Marc opened the closet. “Empty.” He moved on to drawers and even looked under the bed and passed his hands under the mattress. “I guess there wouldn’t be anything.” He sat back on his heels and looked at Reb.

She snatched up a card and pretended to read. Her decision to pretend they’d never almost made love wasn’t working. She couldn’t get it out of her mind, and each time she saw Marc she was back in her study—with him.

“How are you doing, Reb?”

“Fine,” she said and heard her own sharpness. “You?”

“Sometimes I think I can’t keep on going—not without feeling you in my arms again.”

“That’s not fair.” She blinked rapidly before looking at him.
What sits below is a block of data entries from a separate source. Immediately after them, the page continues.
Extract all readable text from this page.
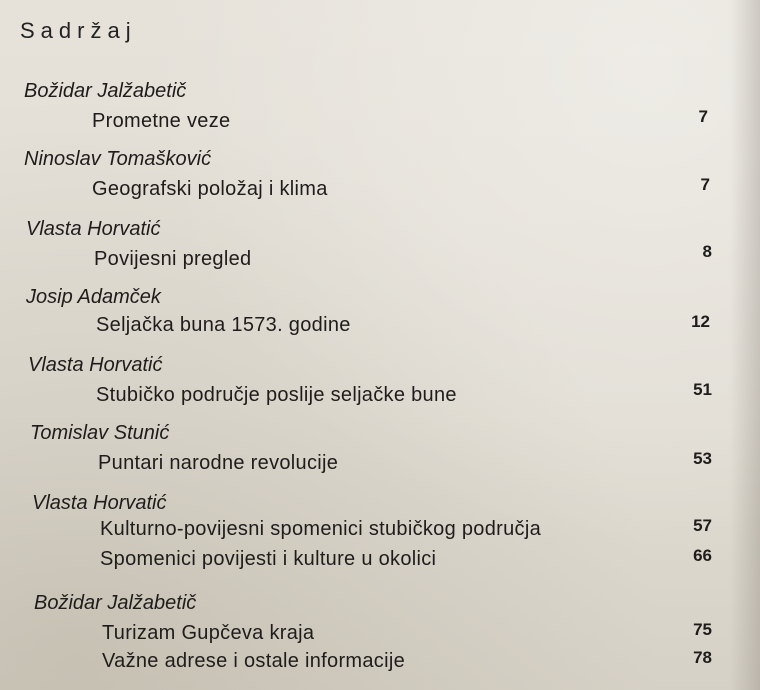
Sadržaj
Božidar Jalžabetič
Prometne veze	7
Ninoslav Tomašković
Geografski položaj i klima	7
Vlasta Horvatić
Povijesni pregled	8
Josip Adamček
Seljačka buna 1573. godine	12
Vlasta Horvatić
Stubičko područje poslije seljačke bune	51
Tomislav Stunić
Puntari narodne revolucije	53
Vlasta Horvatić
Kulturno-povijesni spomenici stubičkog područja	57
Spomenici povijesti i kulture u okolici	66
Božidar Jalžabetič
Turizam Gupčeva kraja	75
Važne adrese i ostale informacije	78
Her eyes stung, and her throat let her know what denying him was costing her.

“I don’t mean to be unfair,” he said, his voice very low. “But I’m only telling you what’s true. I want you.”

“Stop it.”

“I want you. All of you. I want you with me all the time, waking and sleeping. I don’t want to try to sleep again without knowing you’ll be there when I wake up.”

“Marc.” The battle to hold back tears was about to be lost. “You have feelings. I have feelings. Neither of us has a right to expect to get our own way all the time.”

“How about some of the time. Like now.”

She blushed until her body glowed.

“Okay, okay, later, then.”

“We’d better get back before Cyrus does.” And before she did something outrageously stupid.

“I told you he’s not here yet. I’ll hear him when he comes.” He stood up slowly and let his hands hang at his sides. “Will you help me get them to let me see Amy’s effects?”

Each time he opened his mouth he threw her another curve. “Why?” She didn’t tell him those few things belonged to Bonnie Blue.

“Because I might find something useful, something that means nothing to anyone but me.”

Reb thought about it. The few feet between them were too much, but if she didn’t want a disaster on her hands, she’d better widen it. “I don’t know. I’ll have to think about it. You don’t have a right to see them. That means strings would have to be pulled.”

“I don’t care if it’s only been a couple of days, something must have happened. I don’t get why they aren’t telling me anything.”

This was so hard. “You can’t prove there’s a reason for you to be informed,” she told him.

The instant she opened the door he was at her side, ushering her into the corridor. They walked side by side until Marc put a hand at her waist and excused himself to use a bathroom that stood open.